Link the test application and the module projects

To make it easier to debug your module, you can link the module to the test application. Then you can run the test application, which will rebuild the module project. You need to build the test application and module project at least once before proceeding.

  1. Close the module project if it is open in Xcode.
  2. Open the test application's Xcode project (PROJECT_NAME/build/iphone/PROJECT_NAME.xcodeproj).
  3. Expand the Frameworks folder, right-click the module library (lib<MODULE_ID>.a)  and select Delete. 
  4. Click Remove Reference
  5. Right-click the project name and select Add Files to <PROJECT_NAME>...
  6. In the dialog:
    1. Locate your module's Xcode project and select it.
    2. Uncheck Copy item if needed if it is checked.
    3. Select all targets under Add to targets.
    4. Click Add.
  7. In the project's Build Phases:
    1. Under Target Dependencies, click the Add button, then select the module and click Add.
    2. Under Link Binaries with Libraries, click the Add button, then select the module library (lib<MODULE_ID>.a) and click Add.
  8. From the menu bar, select Product > Clean.

After you are done, the module Xcode project should be under the test application Xcode project.  Expand the module Xcode project.  You can edit and work on your module project, then build the test application project to test the module.

If the module project appears under the test application project, but you cannot expand the module project, the module project was opened when you linked the two projects together.  Exit Xcode, then reopen the test application Xcode project.

Add a third-party framework

To use a third-party framework in your module, add the framework to the module's platform directory, so it can be copied over during the module's build process and linked when building the application.

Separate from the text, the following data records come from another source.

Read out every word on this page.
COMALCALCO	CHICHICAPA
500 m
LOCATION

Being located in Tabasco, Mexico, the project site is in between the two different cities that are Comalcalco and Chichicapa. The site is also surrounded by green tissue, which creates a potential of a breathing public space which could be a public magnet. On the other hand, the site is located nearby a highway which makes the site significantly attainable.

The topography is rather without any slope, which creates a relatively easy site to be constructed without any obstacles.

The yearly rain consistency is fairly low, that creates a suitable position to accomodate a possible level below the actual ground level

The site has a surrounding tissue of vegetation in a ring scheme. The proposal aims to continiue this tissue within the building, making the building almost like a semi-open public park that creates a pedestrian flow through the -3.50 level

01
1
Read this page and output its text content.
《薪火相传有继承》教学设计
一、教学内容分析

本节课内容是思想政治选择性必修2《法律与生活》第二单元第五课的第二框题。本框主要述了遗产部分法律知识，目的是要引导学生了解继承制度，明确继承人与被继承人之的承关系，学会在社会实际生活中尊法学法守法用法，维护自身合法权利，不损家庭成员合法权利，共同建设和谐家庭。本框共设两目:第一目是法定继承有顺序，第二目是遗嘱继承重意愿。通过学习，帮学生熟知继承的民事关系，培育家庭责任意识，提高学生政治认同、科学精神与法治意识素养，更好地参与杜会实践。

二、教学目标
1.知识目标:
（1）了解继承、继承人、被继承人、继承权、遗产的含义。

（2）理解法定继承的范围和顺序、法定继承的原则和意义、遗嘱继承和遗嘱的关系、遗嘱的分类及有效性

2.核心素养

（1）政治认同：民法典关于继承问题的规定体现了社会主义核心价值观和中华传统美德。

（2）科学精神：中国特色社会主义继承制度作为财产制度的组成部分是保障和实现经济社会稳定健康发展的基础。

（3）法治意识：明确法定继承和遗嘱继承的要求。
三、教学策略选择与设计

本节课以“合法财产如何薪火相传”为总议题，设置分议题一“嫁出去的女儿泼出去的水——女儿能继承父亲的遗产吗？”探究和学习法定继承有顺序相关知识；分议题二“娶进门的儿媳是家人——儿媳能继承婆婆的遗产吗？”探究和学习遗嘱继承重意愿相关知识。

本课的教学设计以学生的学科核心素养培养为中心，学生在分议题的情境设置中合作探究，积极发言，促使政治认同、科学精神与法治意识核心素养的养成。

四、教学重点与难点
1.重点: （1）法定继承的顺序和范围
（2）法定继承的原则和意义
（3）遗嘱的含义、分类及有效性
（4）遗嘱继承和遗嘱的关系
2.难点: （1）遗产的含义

Add and setup the framework in Xcode then code and build your project to verify the project compiles correctly.

  1. Copy the framework to the module project's ios/platform directory.
  2. Open the module project (ios/<PROJECT_NAME>.xcodeproj)in Xcode.
  3. Add the framework to the project: Right-click the project name and select Add File to <PROJECT_NAME>...


Stripping unused architectures from dynamic frameworks


For a proper app store submission, all used dynamic frameworks in the final app need to be stripped of unused architectures. To do so, our SDK will automatically integrate Realm's popular script into the Xcode project. If any of the frameworks used in your module needs additional handling or scripts, you can instruct your users to create a custom script under platform/ios/ inside the app project. If this file is present, the pre-bundled script from Realm will be ignored and the script inside the project will be used instead.

Bundle module assets

To distribute module assets with your module distribution, you must place them in the assets directory of your project. Any assets within this folder (with the exception of JavaScript files) will be distributed and copied into the folder pattern "module/<moduleid>" in the application bundle. You can then load them using this relative path from your Objective-C code. For example, assuming you had a module image named "foo.png". You could load that using the following example:

NSString *path = [NSString stringWithFormat:@"modules/%@/foo.png",[self moduleId]];
NSURL *url = [TiUtils toURL:path proxy:self];
UIImage *image = [TiUtils image:url proxy:self];

Format / Lint source-code

The Titanium SDK uses clang-format to have a unified code-style in its source-code (clang-format for iOS and Android, ESLint for the CLI). You can do the same by following the following few steps:

  1. Copy the .clang-format file from here to the "ios/" directory of your module project, e.g. <module-root>/ios/.clang-format
  2. Install the clang-format CLI: npm install -g clang-format
  3. Optional: Ensure that you have your module project in Git to be able to restore the old files in case you do not like the predefined format 

  4. Format your source with: clang-format -style=file -i Classes/*
  5. Thats it! All native files have been formatted.

Now that you have a format, you can also extend your .clang-format with more formatting rules or adjust existing ones to match your own code style.